Leaving Shamima Begum to fester in a foreign land is a cop-out that pushes our problems elsewhere
Abused British teen rescued from barbaric death cult in Syria found safe and well with her newborn baby is reunited with her family in the UK.
That’s the good news story that could have been written, but instead we are now caught in a legal and moral maze about whether a British teenager should or should not have had her British citizenship revoked.
Should Shamima Begum be condemned to live in stateless exile in Syria, where we are told two of her babies have already died, or be sent to Bangladesh, which her parents left before she was born, where she has never been, and where the authorities would neither welcome nor want her?
The one and only question that appears to have been answered so far in this quagmire over Begum’s citizenship, instigated by Sajid Javid’s potentially illegal pronouncement that she now has none, is that she cannot come home.
As Scotland’s justice secretary has said, in as many words, human rights are all very well when you are dealing with good behaviour but much harder to swallow when you are applying them to actions you find unpalatable.
I feel the natural revulsion shared by many at the choice this teenager made in leaving the country of her birth to go to Syria, a country she had never been to, to join a terrorist group whose raison d’être was to destroy the Western culture that she had just left behind.
But what is choice when you are 15 and have been expertly groomed? What is choice when you are married off to a man twice your age, who you have never met, and while you are still below the age of consent in the country of your birth?
What is choice when you reportedly have given birth to three children in the space of four years and apparently see two die in penury?
And what is choice when after four years living in a foreign land, being fed daily bile about the West while existing in domestic drudgery, shackled in a marriage to an ISIS fighter and saturated by propaganda such that it inures you to the inhumanity of severed heads discarded in public bins?
What is choice when clearly you are living a half-life where choice has all but been removed?
Let’s be clear here, Shamima Begum was an adolescent whose ‘choices’ were not ones that you can apply any sense of logic or rationality to.
And no, four years on, she does not present like the victim we would prefer her to be. She displays no emotion, no contrition, no sense of shame.
But for that, should she be condemned?
She reminds me of the brainwashed victims of cults I met during the early 1990s after they had been rescued but were still suffering from the delusion that they were not prisoners of oppression, but volunteers bonded by a cause.
Do we strip citizenship from victims of cults or from our homegrown mass murderers, rapists, paedophiles, and other detestables, or do we seek their reconciliation with the mainstream?
Do we believe in rehabilitation or do we despair?

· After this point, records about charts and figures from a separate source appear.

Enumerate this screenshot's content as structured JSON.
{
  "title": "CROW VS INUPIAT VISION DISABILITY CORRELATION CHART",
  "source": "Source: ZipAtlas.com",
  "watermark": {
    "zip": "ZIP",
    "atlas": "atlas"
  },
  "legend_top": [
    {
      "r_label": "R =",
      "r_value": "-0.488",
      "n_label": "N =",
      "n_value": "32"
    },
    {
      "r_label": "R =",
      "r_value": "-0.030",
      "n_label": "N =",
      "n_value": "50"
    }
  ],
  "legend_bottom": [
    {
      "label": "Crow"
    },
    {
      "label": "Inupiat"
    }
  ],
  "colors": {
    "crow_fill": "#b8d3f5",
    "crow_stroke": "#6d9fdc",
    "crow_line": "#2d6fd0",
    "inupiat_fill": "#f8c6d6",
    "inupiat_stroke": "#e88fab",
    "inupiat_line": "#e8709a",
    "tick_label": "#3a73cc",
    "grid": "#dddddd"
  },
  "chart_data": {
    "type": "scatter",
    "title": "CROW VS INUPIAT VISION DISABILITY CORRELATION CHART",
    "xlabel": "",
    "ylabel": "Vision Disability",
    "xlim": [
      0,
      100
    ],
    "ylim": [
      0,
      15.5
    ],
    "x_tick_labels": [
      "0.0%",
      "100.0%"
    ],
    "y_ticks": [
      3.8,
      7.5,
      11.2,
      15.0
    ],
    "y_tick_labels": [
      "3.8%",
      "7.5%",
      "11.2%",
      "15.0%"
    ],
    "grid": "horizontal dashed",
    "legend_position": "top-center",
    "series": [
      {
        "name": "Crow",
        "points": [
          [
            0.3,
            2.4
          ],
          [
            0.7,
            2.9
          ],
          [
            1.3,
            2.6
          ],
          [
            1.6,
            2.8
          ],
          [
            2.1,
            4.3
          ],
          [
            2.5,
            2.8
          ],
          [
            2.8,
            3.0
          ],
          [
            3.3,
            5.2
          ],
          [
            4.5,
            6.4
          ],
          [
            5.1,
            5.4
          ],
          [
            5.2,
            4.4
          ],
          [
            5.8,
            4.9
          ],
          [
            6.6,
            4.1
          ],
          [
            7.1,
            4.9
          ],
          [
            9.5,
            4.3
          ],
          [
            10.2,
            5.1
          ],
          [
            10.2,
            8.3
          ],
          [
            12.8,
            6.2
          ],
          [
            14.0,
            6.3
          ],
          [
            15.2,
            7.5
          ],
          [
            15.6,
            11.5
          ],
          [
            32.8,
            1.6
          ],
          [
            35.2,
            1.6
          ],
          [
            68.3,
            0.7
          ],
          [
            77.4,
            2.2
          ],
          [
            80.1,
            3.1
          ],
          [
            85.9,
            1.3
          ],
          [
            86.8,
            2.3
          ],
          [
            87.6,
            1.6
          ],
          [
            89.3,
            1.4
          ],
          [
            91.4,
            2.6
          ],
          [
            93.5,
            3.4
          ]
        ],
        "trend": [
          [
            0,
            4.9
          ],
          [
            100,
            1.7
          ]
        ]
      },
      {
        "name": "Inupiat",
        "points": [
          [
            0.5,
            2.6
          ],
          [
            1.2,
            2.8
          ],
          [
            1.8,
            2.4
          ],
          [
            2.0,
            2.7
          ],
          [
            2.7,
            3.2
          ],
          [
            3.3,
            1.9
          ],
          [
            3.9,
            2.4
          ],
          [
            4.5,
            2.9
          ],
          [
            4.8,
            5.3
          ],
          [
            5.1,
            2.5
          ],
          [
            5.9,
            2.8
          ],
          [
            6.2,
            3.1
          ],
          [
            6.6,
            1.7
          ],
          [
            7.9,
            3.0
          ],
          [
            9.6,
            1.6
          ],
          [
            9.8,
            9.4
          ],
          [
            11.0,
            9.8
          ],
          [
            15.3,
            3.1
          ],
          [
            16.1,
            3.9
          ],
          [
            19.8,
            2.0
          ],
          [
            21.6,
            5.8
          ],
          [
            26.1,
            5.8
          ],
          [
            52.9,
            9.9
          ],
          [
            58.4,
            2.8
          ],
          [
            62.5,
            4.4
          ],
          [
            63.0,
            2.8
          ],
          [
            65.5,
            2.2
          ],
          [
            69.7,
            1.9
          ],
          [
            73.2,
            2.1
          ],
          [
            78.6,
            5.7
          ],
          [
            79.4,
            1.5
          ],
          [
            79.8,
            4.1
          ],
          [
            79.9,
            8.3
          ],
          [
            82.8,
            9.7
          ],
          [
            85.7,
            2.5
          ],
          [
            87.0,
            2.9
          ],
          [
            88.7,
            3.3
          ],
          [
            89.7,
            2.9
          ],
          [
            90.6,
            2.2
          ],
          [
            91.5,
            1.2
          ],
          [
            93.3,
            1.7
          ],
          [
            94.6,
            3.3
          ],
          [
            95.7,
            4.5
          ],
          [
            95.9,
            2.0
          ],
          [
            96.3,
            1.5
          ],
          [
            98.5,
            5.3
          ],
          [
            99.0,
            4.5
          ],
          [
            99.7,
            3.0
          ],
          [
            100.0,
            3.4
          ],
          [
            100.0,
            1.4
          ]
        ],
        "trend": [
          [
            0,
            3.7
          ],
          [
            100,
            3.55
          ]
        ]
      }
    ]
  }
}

The Home Secretary’s decision to strip Begum of British citizenship is an uncomfortable one for any Brit with a liberal bone in their body. Of course, you can understand it – he is charged with keeping us safe – but he is also a deeply ambitious politician whose record smacks of popular opportunism.
He chases a headline whenever he can. Remember the war ships sent out into the English Channel in what was called an immigrant emergency or his more antagonistic approach to the hostility already baked into an immigration system he inherited?
Javid is always quick to tell his own back story. About how his father came to this country penniless from Pakistan, while ignoring the inconvenient truth that according to Javid’s own rules, his father would not now be let in and nor would he now be home secretary.
For me, there is a sneaking feeling that as a son of an immigrant from Pakistan, Javid feels he has a licence by virtue of his heritage to be seen to be harder on matters of race than anyone that has come before.
And his reaction to Begum is as racist as it is popular. Why did he not strip her of citizenship when she left rather than wait till now when she appears alive in the media, apparently devoid of remorse?
Begum was born in Britain, grew up in Britain, was schooled in Britain and in my book, that makes her British.
The fact that her parents came from another country doesn’t alter that fact. And Bangladesh is right to say so. If Begum had been white and her parents not immigrants, Javid would not have even had this card to play because it is illegal to make a citizen stateless. Which is what he has done.
Begum should be brought back here, tried here, and at the very least, de-radicalised here if she is still of a mindset that Britain is the enemy.
As for her newborn baby. What sins has he committed? Right now, that little boy is one of Britain’s most vulnerable citizens and unless we have given up on compassion as well as to our adherence to international law, that boy has a home and it is here.
What is it we afraid of? Are we scared Begum will seek to destroy? And if that is the reason for our abandonment, then are we are giving up on all the investment, intelligence and expertise that has gone into our security services and programmes like Prevent to tackle extremism?
Is the Home Secretary really ready to admit that there is ‘nothing we can do?’
Saying Begum is not British and leaving her to fester in a foreign land is a cop-out that pushes our problems elsewhere. We need to face up to our responsibilities and bring her home where she can face hers.
And if we don’t, there will be plenty more Begums who just slip back into the country with their motives unchallenged and their hatred simmering. That’s the real danger, not just this one teen from Bethnal Green.